2026/2/10のレジデントデイは、ポートフォリオ検討を行いました。


症例1 患者中心の医療
50代男性。尿失禁・便失禁・食欲不振を主訴に来院。アルコール使用障害が原因と考えられた。心理的要因・社会的要因に調べた。社会との関わりが少なく抑うつ気分になり、飲酒につながっていた。
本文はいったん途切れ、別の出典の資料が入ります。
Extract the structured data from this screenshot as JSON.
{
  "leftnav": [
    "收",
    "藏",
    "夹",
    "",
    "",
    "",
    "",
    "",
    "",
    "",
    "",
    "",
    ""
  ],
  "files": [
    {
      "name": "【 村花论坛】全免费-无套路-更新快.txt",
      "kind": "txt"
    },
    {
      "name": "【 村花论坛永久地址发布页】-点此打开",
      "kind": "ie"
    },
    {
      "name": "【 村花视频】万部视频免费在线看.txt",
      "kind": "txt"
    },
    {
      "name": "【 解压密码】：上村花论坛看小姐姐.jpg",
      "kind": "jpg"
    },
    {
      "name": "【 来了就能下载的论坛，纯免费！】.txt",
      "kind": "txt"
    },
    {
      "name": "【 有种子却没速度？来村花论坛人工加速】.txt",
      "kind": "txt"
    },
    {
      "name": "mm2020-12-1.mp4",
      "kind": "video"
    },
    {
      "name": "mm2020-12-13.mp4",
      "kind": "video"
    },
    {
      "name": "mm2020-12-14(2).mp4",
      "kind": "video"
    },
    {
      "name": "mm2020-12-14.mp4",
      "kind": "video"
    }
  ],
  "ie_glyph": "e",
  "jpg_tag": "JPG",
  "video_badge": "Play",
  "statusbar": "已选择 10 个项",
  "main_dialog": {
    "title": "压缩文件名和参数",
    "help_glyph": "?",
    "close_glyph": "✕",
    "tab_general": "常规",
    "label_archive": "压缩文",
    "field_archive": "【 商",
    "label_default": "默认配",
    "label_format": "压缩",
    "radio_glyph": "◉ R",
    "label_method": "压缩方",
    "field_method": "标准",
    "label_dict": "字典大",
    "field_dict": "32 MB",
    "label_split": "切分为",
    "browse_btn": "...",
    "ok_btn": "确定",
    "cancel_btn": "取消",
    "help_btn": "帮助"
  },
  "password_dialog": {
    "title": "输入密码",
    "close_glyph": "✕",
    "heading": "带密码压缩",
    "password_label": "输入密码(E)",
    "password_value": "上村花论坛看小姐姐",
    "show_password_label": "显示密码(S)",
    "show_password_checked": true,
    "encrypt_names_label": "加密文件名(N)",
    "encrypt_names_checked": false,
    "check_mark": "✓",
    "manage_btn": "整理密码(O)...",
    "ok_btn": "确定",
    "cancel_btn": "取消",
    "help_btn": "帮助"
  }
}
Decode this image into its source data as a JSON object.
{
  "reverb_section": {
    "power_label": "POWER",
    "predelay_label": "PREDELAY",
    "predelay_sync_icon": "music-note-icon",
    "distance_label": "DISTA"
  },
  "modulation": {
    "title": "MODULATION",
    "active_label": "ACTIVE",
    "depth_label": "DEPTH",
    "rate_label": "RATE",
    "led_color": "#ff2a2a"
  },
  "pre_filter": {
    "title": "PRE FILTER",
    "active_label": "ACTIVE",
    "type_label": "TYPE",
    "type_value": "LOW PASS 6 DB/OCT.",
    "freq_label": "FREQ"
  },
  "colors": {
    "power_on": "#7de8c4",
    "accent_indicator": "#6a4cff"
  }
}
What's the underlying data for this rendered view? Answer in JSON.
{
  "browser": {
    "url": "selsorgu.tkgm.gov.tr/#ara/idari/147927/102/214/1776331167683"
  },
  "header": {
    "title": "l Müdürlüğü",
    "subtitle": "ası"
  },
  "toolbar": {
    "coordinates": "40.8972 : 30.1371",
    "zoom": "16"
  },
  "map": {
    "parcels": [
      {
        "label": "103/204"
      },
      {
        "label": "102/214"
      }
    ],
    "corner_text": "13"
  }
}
飲酒でさらに社会から遠ざかるという悪循環になっていた。飲酒習慣をめぐって母と対立することも抑うつ気分の原因になっていた。患者の話を傾聴し、患者の感情や価値観を否定しないように努力した。患者は飲酒の専門治療を受けることに合意した。
フィードバックの一部:
・感情・期待・解釈・影響の定義を理解すること
・共通の理解基盤を形成する際に、どのような問題の定義や役割の決定があったか
・家族がどう思っているかも記載するほうがよい
・行動変容があった場合、何がきっかけだったか意識すること
症例2 多疾患併存
80代男性。当院から訪問診療中。うっ血性心不全(HFpEF)に対して体重・胸水等をみながら薬剤調整している。低カリウム血症:血液検査にてレニンとアルドステロンは低値。カリウムが低いのはアルドステロンが理由ではない。カリウム錠剤を投与している。その他、治療中の疾患に、貧血、2型糖尿病、血小板減少症、高血圧症、認知機能低下、脳梗塞等がある。
ディスカッションであった指摘の一部:
・HFpEFに対して初めからSGLT2阻害薬を使うことはおかしくない。
・HbA1cは様々な影響を受ける。例えば、HbA1cが下がっていて、まるで糖尿病が改善したようだったが、Hbが下がっていたからそう見ていただけということがありうる。
・浮腫と血管内脱水は同時に起こる可能性があるので、浮腫に対して利尿をかける時はそのことに注意が必要。